Nutrition and Alzheimer’s disease: pre‐clinical concepts

Alzheimer’s disease (AD) is a progressive condition characterized by neurodegeneration and the dense deposition of proteins in the brain. There is no cure for AD and current treatments usually only provide a temporary reduction of symptoms. There is thus a strong unmet need for effective preventative and therapeutic strategies and the potential role for nutrition in such strategies is rapidly gaining interest. An Alzheimer’s brain contains fewer synapses and reduced levels of synaptic proteins and membrane phosphatides. Brain membrane phosphatide synthesis requires at least three dietary precursors: polyunsaturated fatty acids, uridine monophosphate (UMP) and choline.

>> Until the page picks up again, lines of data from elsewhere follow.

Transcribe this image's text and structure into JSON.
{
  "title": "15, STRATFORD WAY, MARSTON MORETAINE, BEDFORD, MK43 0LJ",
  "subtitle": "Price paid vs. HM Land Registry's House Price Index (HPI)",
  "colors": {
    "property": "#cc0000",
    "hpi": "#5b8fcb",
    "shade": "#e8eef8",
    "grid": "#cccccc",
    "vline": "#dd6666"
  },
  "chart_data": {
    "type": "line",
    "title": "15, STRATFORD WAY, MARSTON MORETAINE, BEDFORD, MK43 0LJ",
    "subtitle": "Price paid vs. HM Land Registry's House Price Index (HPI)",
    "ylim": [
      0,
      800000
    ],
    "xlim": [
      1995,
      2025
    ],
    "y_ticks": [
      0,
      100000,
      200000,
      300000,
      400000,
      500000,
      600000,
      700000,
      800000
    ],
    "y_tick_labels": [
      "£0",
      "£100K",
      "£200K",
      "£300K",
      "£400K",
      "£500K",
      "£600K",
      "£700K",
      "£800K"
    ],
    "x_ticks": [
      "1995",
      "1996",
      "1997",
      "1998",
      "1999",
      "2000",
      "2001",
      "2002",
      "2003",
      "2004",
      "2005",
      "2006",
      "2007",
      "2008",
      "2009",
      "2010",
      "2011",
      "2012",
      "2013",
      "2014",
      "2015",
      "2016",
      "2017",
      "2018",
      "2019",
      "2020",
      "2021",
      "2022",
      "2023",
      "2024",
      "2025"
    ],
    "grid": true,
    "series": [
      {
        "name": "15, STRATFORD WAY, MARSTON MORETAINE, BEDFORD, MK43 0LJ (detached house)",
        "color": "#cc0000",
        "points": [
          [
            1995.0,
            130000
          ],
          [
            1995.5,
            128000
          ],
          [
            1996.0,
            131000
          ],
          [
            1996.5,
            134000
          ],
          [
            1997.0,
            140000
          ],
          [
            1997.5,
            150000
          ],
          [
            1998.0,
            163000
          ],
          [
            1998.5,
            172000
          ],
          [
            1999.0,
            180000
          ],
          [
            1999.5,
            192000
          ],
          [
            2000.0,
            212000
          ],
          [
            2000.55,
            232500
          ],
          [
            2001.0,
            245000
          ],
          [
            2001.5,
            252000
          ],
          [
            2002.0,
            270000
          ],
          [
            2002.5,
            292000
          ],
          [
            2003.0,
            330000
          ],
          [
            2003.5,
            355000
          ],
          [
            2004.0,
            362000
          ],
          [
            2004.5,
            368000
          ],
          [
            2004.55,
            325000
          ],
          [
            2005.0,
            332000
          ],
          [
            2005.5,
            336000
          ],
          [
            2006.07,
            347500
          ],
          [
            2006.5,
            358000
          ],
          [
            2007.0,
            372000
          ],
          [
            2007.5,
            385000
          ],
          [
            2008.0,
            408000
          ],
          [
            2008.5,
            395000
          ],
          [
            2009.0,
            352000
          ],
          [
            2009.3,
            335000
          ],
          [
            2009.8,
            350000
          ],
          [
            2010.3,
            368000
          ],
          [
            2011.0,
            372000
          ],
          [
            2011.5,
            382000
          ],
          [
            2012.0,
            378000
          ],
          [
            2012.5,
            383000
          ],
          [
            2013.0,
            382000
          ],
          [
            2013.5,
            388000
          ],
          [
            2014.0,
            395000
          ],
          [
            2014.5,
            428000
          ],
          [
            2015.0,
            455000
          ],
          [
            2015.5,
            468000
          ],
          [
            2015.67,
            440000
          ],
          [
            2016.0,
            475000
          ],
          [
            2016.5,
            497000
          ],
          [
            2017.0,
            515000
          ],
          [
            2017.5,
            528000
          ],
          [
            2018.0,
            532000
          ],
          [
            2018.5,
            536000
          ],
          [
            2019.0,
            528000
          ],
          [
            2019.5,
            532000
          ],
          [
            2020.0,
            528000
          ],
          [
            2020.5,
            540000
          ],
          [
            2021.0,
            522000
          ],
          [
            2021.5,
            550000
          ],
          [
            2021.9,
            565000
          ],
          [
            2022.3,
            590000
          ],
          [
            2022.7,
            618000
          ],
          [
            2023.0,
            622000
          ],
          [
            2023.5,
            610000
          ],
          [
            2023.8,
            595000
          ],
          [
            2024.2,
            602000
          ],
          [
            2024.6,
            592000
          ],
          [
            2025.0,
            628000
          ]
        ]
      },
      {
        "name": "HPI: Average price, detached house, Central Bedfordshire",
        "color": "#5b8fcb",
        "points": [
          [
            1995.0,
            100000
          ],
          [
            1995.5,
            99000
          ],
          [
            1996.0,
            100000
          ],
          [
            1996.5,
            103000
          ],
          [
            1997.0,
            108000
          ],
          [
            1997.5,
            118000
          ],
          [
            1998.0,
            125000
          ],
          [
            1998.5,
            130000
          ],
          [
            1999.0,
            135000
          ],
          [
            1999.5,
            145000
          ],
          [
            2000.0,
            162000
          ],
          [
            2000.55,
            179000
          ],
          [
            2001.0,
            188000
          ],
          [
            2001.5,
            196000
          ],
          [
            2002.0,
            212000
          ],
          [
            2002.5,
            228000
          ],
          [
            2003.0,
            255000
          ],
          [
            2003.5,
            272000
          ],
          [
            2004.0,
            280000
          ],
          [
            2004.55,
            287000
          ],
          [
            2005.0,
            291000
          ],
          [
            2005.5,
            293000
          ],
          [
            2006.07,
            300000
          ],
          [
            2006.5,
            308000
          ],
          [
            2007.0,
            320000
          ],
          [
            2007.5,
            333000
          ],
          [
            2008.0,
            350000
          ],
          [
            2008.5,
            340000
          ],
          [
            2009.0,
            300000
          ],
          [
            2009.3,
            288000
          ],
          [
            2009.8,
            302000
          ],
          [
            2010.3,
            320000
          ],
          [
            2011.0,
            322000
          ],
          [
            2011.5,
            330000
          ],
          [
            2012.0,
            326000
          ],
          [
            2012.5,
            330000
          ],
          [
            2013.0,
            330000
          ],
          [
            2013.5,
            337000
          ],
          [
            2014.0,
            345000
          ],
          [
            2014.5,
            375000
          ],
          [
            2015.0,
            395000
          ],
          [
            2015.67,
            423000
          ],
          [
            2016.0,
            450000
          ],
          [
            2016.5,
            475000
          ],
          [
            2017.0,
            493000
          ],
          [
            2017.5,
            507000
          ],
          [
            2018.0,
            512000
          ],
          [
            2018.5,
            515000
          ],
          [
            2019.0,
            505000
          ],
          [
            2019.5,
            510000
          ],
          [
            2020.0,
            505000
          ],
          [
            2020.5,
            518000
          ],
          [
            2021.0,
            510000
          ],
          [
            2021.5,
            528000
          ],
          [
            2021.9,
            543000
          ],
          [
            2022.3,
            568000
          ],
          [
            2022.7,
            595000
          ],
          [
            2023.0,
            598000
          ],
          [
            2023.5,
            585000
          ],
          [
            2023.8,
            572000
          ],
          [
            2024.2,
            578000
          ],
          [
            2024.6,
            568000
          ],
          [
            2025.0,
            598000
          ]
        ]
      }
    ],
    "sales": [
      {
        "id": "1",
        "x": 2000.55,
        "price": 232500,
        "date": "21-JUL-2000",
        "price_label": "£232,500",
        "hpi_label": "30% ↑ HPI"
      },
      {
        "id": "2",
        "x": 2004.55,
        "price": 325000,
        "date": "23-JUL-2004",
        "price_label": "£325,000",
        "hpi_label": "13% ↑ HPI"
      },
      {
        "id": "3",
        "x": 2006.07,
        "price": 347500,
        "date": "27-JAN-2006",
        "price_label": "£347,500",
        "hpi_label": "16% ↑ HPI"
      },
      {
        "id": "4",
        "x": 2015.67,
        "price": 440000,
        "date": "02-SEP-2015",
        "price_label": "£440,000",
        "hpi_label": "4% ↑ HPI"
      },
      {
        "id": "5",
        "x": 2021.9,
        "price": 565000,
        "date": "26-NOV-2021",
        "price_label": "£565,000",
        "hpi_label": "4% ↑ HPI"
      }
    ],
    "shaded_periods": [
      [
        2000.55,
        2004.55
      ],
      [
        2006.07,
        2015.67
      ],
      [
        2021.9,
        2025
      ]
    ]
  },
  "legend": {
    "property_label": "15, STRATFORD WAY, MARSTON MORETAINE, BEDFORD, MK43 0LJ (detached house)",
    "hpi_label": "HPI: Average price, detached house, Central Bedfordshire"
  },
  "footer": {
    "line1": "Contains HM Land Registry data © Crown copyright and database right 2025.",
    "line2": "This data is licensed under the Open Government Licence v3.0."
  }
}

Animal studies have shown that administration of these nutrients increases the level of phosphatides, specific pre‐ or post‐synaptic proteins and the number of dendritic spines – a requirement for new synapse formation. These effects are markedly enhanced when animals receive all three compounds together. This multi‐nutrient approach in animals has also been shown to decrease amyloid beta protein (Aβ) plaque burden, improve learning and memory through increased cholinergic neurotransmission and have a neuroprotective effect in several mouse models of AD. Whether these potential therapeutic effects of a multi‐nutrient approach observed in animal models can also be replicated in a clinical setting warrants further investigation.